あの日の夜、僕も渋谷を通りましたが、外国人観光客が交差点で自撮りするだけの、寂しいものでしたね。
もうオワコンなのか。
ところで、アマプラにリストアップされたので、これを観てみました。
『オリエント急行殺人事件』『ナイル殺人事件』に続く、ケネス・ブラナー監督・主演版「名探偵ポアロ」シリーズの第3弾作品。
公開日: 2023年9月15日 (アメリカ合衆国)
監督: ケネス・ブラナー
原作: ハロウィーン・パーティ
原作者: アガサ・クリスティ
撮影: ハリス・ザンバーラウコス
イタリアの降霊会で、招待客が何者かに殺害される事件が発生。誰もが亡霊の仕業だと信じる中、超常現象を完全否定し人間の犯行だと確信するポアロは、その不可解な事件の真相解明に乗り出す。
大ヒット?
絶賛コメント?
うーみゅ、そうかなあ。
これはやらかしたんじゃないかなあ。
そもそも、この「本」を選ぶこと自体が、ある意味大胆というか。
ケネス・ブラナーのポワロシリーズ、過去作である『オリエント急行殺人事件』『ナイル殺人事件』に次ぐ第3弾が、『ハロウィン・パーティー(原作)』。
何でこれにしたのかな?
あんまり上手く書けていない小説なのです。クリスティのなかでも。
これを取り上げるのは、ハードル高すぎ。
このこと自体が僕的には、だいどんでん。
映画については、「ミステリーでもなんでもない酷すぎる駄作だった。アガサ・クリスティに謝れ。」みたいなコメントがいろいろあるんだけど、それは勘違い。
正確には、「クリスティが」、かな。
ケネスの責任だけではないと思う。
(選択責任はあるけど)
ただし、ケネス版のストーリーは、舞台設定もプロットも、原作とはまったく異なります。

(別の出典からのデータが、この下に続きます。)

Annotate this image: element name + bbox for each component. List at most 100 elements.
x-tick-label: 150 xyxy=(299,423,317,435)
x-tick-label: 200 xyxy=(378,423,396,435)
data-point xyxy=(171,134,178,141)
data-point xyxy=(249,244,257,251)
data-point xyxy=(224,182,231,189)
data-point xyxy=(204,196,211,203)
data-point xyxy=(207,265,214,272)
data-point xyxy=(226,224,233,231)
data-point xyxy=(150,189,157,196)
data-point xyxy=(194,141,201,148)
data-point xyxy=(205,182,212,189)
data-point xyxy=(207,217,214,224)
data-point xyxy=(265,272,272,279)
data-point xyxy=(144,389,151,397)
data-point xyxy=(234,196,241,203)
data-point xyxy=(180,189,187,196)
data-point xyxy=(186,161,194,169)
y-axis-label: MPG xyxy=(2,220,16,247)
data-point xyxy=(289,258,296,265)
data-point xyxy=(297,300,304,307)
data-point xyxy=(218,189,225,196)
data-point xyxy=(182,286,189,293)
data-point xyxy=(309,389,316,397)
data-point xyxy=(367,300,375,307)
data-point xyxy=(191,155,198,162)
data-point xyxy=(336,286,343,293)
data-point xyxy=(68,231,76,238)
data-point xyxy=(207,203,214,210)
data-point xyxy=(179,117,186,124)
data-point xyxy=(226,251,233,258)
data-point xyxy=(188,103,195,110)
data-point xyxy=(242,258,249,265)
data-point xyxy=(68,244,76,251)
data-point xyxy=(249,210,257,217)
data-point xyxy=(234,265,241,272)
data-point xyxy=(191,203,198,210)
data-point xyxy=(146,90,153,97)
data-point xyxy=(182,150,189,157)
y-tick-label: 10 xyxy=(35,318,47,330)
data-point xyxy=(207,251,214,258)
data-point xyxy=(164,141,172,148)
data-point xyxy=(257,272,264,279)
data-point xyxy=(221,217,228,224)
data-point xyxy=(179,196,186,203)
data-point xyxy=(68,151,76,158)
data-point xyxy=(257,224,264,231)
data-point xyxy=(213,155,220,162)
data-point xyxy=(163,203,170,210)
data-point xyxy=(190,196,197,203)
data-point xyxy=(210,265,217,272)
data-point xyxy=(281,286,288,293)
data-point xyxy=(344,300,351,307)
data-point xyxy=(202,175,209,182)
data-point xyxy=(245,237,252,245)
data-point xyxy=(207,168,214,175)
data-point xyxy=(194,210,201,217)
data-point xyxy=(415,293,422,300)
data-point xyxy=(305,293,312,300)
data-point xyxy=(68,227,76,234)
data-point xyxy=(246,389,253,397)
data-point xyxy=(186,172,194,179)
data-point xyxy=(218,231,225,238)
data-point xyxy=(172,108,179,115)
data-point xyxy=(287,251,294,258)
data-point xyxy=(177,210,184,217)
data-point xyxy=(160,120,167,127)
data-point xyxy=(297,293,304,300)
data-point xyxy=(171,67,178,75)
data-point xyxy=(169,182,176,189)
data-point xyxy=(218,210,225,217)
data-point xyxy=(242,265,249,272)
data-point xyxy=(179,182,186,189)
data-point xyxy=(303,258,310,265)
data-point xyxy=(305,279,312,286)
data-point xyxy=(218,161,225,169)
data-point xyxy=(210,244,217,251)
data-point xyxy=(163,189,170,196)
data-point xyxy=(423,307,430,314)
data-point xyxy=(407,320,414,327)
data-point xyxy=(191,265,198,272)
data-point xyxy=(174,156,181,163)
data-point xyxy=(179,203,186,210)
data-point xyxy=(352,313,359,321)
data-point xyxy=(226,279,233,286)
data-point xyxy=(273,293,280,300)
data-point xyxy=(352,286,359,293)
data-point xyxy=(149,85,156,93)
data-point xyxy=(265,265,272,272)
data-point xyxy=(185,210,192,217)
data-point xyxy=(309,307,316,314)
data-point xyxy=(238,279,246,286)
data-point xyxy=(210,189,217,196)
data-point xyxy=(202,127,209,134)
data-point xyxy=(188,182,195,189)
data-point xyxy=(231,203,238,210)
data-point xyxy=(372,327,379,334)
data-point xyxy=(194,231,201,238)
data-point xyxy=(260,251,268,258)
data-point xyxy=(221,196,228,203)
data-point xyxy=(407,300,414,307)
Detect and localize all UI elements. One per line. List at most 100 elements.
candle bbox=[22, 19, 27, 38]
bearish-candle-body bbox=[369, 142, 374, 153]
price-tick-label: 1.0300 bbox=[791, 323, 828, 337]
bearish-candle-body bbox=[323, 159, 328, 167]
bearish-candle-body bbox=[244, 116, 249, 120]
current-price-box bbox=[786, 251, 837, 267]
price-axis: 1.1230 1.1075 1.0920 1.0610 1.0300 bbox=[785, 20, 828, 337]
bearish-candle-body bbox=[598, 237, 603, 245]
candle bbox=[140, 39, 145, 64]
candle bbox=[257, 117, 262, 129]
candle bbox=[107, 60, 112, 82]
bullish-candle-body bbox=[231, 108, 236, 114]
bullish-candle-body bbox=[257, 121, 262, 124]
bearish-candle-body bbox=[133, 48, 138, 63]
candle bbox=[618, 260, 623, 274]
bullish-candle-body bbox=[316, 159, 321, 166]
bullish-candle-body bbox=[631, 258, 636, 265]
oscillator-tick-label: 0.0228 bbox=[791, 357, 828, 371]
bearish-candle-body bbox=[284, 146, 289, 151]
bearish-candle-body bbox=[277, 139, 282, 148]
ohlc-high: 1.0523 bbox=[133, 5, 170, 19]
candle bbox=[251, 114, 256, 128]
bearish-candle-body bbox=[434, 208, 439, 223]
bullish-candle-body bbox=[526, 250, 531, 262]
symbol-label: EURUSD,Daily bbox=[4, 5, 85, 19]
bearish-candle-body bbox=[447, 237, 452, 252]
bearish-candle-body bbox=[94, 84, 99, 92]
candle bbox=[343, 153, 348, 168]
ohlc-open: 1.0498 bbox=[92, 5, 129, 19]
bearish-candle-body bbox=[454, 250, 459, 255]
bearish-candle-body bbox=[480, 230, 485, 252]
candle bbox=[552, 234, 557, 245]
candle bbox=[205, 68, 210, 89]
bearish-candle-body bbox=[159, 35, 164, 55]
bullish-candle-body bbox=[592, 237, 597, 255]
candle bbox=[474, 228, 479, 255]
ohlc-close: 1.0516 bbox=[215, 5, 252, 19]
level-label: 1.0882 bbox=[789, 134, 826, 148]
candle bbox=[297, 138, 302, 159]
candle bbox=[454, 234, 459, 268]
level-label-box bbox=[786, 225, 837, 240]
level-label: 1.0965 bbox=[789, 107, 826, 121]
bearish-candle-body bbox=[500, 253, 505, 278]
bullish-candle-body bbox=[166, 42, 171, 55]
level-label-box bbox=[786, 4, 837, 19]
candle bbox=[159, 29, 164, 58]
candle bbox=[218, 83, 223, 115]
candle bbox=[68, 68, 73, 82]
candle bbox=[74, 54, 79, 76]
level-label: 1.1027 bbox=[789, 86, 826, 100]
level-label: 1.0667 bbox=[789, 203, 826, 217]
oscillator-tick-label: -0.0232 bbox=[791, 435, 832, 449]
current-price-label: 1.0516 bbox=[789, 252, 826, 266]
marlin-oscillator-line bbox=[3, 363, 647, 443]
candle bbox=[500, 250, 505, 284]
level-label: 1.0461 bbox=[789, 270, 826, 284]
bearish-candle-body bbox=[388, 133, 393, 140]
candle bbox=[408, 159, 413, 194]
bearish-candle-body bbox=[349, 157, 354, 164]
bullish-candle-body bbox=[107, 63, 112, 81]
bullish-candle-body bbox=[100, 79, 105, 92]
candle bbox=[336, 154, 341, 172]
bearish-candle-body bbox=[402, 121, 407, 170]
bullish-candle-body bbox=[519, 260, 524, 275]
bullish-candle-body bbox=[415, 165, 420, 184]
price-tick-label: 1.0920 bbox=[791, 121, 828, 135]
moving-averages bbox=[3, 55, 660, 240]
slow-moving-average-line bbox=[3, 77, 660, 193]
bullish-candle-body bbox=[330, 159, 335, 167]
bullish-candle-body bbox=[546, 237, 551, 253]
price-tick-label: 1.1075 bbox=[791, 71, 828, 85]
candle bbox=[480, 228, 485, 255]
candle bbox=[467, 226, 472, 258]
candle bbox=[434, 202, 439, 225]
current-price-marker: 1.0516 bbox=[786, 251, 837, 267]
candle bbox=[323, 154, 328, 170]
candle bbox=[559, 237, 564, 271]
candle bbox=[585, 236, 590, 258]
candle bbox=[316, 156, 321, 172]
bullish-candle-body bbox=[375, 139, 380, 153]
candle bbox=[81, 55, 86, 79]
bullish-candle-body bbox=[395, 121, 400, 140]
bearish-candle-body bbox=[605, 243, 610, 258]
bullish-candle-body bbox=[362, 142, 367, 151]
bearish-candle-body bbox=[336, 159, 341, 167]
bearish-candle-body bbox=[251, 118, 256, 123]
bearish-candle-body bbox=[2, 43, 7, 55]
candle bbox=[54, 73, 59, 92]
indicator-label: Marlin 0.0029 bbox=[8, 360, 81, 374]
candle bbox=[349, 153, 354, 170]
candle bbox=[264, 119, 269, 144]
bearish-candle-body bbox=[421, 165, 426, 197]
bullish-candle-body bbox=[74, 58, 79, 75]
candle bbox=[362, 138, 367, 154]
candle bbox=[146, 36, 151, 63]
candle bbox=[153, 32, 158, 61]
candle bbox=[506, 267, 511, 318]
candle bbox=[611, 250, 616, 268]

オリヴァ夫人とハロウィーン・パーティーは合ってる。子供たちがでてくるのも。あと過去の事件が関係しているのも。
登場人物の名前と、ハロウィンという時期設定だけが同じ。
犯人像も動機も違う。
ほとんど原型をとどめていない。
そういう意味では、「クリスティに謝」っておいたほうが良いのかな。
アップルボビング(ハロウィン恒例のリンゴ食い競争)で、ポワロが殺されそうになるのは、もはやジョークにしか見えません。
☆
この本の映像化はスーシェ版も、けっこう難儀しています。
ただし細かい設定に差異はあるが、こちらは概ね原作に沿った内容です。
これを期に、スーシェ版も観なおしておきました。
原作のプロットを活かしながら、脇のエピソードを整理して、ミステリとして物語を再構成しています。
アップルボビング(リンゴ食い競争)やスナップドラゴンなど、冒頭を彩るパーティゲームが映像化されているのも楽しい。
キャリアの晩期を迎えたクリスティが、おとぎ話とミステリを渾然一体とさせて生み出した実験的な作品。その評価はなかなか難しいかもしれませんが、ミステリとしてではなく、幻想小説として読めばはかない夢の世界を垣間見ることができるでしょう。
ラストシーンだけが、ケネス版に霊感を与えているのかな?
☆
ケネスは、ポワロをどちらかというとシャーロック・ホームズのような19世紀的世界観で捉えているような気がします。これまでの3作を通じて。
とくに今作では、それはより一層顕著なのではないかな。
「ポワロ」の設定は本来「大戦間」ですからねえ。
なんか違和感がある。
さて、ケネス・ブラナー監督・主演版「名探偵ポアロ」シリーズの「続編」は新たに生まれるのでしょうか。
あるとすれば、原作は?
『カーテン』で大団円、というのがひとつの方向性でしょうか。
それとも『ABC』を挟むのかな。
オリエント、ナイル、ヴェネチアと、世界名所シリーズのビジュアル効果を追ってきているから、なにかそれっぽいテーマが他にあるかなあ?
① 『メソポタミアの殺人』(Murder in Mesopotamia)
舞台:イラク・メソポタミアの遺跡
ポワロが考古学発掘現場で起きた殺人事件を解決する作品です。
②『死人の鏡』(The Mirror Crack'd from Side to Side)(短編集『ポアロの事件簿』収録)
舞台:モナコ
短編の1つですが、ポワロがリビエラで起きた殺人事件を解決するものです。
③『青列車の秘密』(The Mystery of the Blue Train)
舞台:フランス・コート・ダジュール
豪華列車ブルートレインに乗ってフランスのリビエラへ向かう途中で事件が発生します。(これはオリエント急行と被るし)
④『満潮に乗って』(Evil Under the Sun)
舞台:イギリス・デボン海岸
海辺のリゾートホテルが舞台となり、美しいビーチが登場します。
この辺かな。
でもちょっと地味だなあ。
ケネスが今度何を引っ張り出してくるか、一応、愉しみではあります。